When I got home from the Y at 1.30, I found an email from Chris in Vancouver marked Urgent. Oh God, I thought, what has happened to him? But he wanted to tell me that Macca has announced two concerts in Vancouver April 19 and 20. OHMYGOD. I am in Vancouver the 19th but supposed to fly out that day. That can change. OHMYGOD, another Macca concert! He will soon be 74. How many more?
Much arranging. It turns out that the advance tickets go on sale at 11 a.m. tomorrow when I am supposed to be at the Aquarium with Anna and the boys, a long-ago special date set for 10 a.m. But ... I need to get my ticket. So we spent some time rearranging, and it will work out; I will meet them, give them the tickets, go to an internet place on King St. and wait to buy my ticket at 11, then meet them at the Aquarium only an hour and a bit late.

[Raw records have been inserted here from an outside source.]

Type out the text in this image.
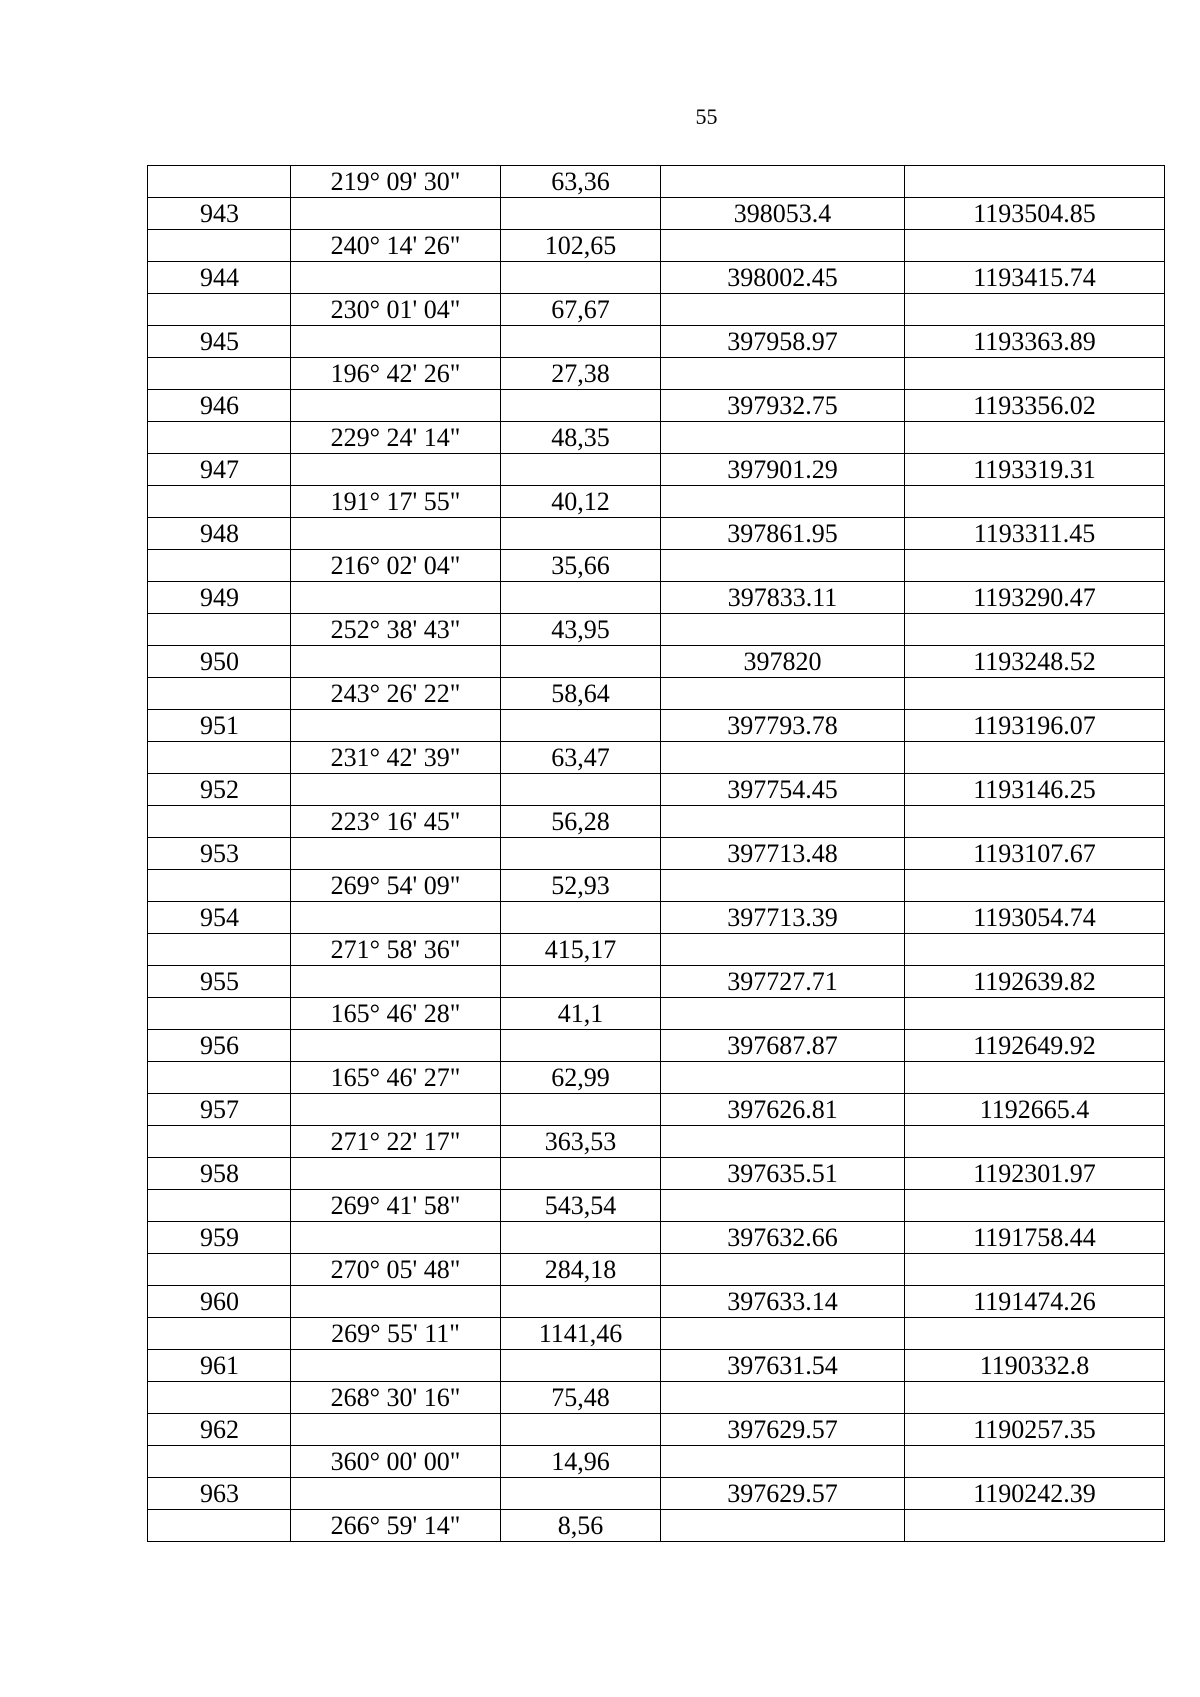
55
	219° 09' 30"	63,36		
943			398053.4	1193504.85
	240° 14' 26"	102,65		
944			398002.45	1193415.74
	230° 01' 04"	67,67		
945			397958.97	1193363.89
	196° 42' 26"	27,38		
946			397932.75	1193356.02
	229° 24' 14"	48,35		
947			397901.29	1193319.31
	191° 17' 55"	40,12		
948			397861.95	1193311.45
	216° 02' 04"	35,66		
949			397833.11	1193290.47
	252° 38' 43"	43,95		
950			397820	1193248.52
	243° 26' 22"	58,64		
951			397793.78	1193196.07
	231° 42' 39"	63,47		
952			397754.45	1193146.25
	223° 16' 45"	56,28		
953			397713.48	1193107.67
	269° 54' 09"	52,93		
954			397713.39	1193054.74
	271° 58' 36"	415,17		
955			397727.71	1192639.82
	165° 46' 28"	41,1		
956			397687.87	1192649.92
	165° 46' 27"	62,99		
957			397626.81	1192665.4
	271° 22' 17"	363,53		
958			397635.51	1192301.97
	269° 41' 58"	543,54		
959			397632.66	1191758.44
	270° 05' 48"	284,18		
960			397633.14	1191474.26
	269° 55' 11"	1141,46		
961			397631.54	1190332.8
	268° 30' 16"	75,48		
962			397629.57	1190257.35
	360° 00' 00"	14,96		
963			397629.57	1190242.39
	266° 59' 14"	8,56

So tonight, thinking of George Martin, I put on the red album. Why do I erupt into sobs? What is it about this music? Am I thinking of my young self? Right now, Eight Days a Week is on, and I am dissolved. That's just the way it is. This universal music and the stellar musicians who made it mean more to me than I can say, cut so deep, as deep as I go. Nothing I can do about it.
Here's "Yesterday," with the string quartet suggested by Martin the perfect background for this limpid, lucent song. Thank you, George, for all you gave. You were lucky, no question. And so were we.
I weep because John is dead and George is dead and George Martin is dead and they were geniuses. And I am somehow, inexplicably, sixty-five years old with grey hair and wrinkles, and all you need, all you need, is love. Hello goodbye.